I do know that something in my subconscious conjured up thoughts of Julia. I have this milestone coming up of when Ava came home from the hospital and I was able to start tagging happy memories to certain things again. It's been almost over a year of haunted memories and I'm looking forward to the happy ones diluting the sad ones a bit. I find that as Ava gets older, the conversation is shifting to a more comfortable level of small talk with other parents at the park or just public places that put strangers in the path of conversation. "Is she starting to walk?" replaces "Where did you give birth?" and all those other newborn baby questions that are seemingly innocent unless you are faced with someone dealing with loss and the struggle of a premature baby in the NICU. Where I would silently place Julia in parenthesis when talking about my pregnancy and only talking about Ava while feeling disingenuous for not mentioning Julia, or saying "she" when my mind screamed "THEY." Now questions about Ava's place as a little sister or teething or crawling, all that fun stuff is in the forefront of idle chat. I never really had a staged answer in those days of newborn-ness, and I'm sort of relieved that the frequency of that awkward conversation has passed. But I'm now reminded that as those topics become more infrequent, the feeling of loss doesn't along with it. And as I used to brace for those inevitable questions, now when one comes out of the blue I feel sucker punched.

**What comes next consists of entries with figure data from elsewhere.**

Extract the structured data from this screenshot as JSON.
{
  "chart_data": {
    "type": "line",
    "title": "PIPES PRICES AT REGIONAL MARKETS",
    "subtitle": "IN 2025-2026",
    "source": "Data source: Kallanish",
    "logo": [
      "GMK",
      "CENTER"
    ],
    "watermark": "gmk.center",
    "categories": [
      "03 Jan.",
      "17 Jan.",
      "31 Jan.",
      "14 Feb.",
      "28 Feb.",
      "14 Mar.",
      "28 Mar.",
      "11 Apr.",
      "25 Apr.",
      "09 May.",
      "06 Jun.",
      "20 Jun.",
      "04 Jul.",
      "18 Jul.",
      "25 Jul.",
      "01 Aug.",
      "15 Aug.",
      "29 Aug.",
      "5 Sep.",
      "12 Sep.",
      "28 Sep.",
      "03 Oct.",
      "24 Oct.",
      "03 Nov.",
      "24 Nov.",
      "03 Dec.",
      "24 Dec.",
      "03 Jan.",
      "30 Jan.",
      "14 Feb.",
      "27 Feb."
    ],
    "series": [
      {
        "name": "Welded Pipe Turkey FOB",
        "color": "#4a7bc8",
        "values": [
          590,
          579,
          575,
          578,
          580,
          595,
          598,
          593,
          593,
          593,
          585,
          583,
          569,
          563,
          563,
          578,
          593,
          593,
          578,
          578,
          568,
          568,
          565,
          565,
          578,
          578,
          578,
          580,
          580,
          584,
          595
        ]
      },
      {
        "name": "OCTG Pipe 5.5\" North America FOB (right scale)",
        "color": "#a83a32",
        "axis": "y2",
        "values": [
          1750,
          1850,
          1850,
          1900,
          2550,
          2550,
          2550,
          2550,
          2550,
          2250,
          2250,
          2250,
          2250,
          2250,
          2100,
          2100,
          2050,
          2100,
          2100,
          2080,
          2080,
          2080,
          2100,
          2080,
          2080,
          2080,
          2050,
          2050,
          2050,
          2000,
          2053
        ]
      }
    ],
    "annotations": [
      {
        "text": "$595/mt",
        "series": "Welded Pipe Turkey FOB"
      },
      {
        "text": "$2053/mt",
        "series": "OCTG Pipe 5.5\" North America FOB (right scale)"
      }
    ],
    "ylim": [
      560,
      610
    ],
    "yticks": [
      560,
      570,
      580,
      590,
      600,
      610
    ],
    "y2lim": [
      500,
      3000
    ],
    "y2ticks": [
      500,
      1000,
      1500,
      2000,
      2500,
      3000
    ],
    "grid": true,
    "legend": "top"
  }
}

That night after the mall experience, when the girls were tucked in to sleep, all I wanted to do was zone out to some light TV. Rick asked if I was coming to bed soon and I told him I just needed to decompress a bit. He sat down next to me and asked if I wanted to talk about it. This was a huge step for him. In the past, we've tiptoed through these moments and then I'd give him my full wrath of anger that he avoided me during the time I needed him. I should have told him how I was feeling but instead I just told him I didn't want to talk about it. He did exactly what I wanted him to do and I did the exact opposite of what I should have done in response. I guess it goes to show that there is no right answer, only the in-this-moment type of reaction. And you know what's amazing about Rick, what is exactly what I needed at that moment? He went to bed, and he never held it against me. I would have confronted him with it, would have thrown it back in his face that we had talked about this before. So as much as I chide him about those "man" things I have to put up with, I really do appreciate that he is just that sometimes. Another life lesson to wrap up my Hallmark day.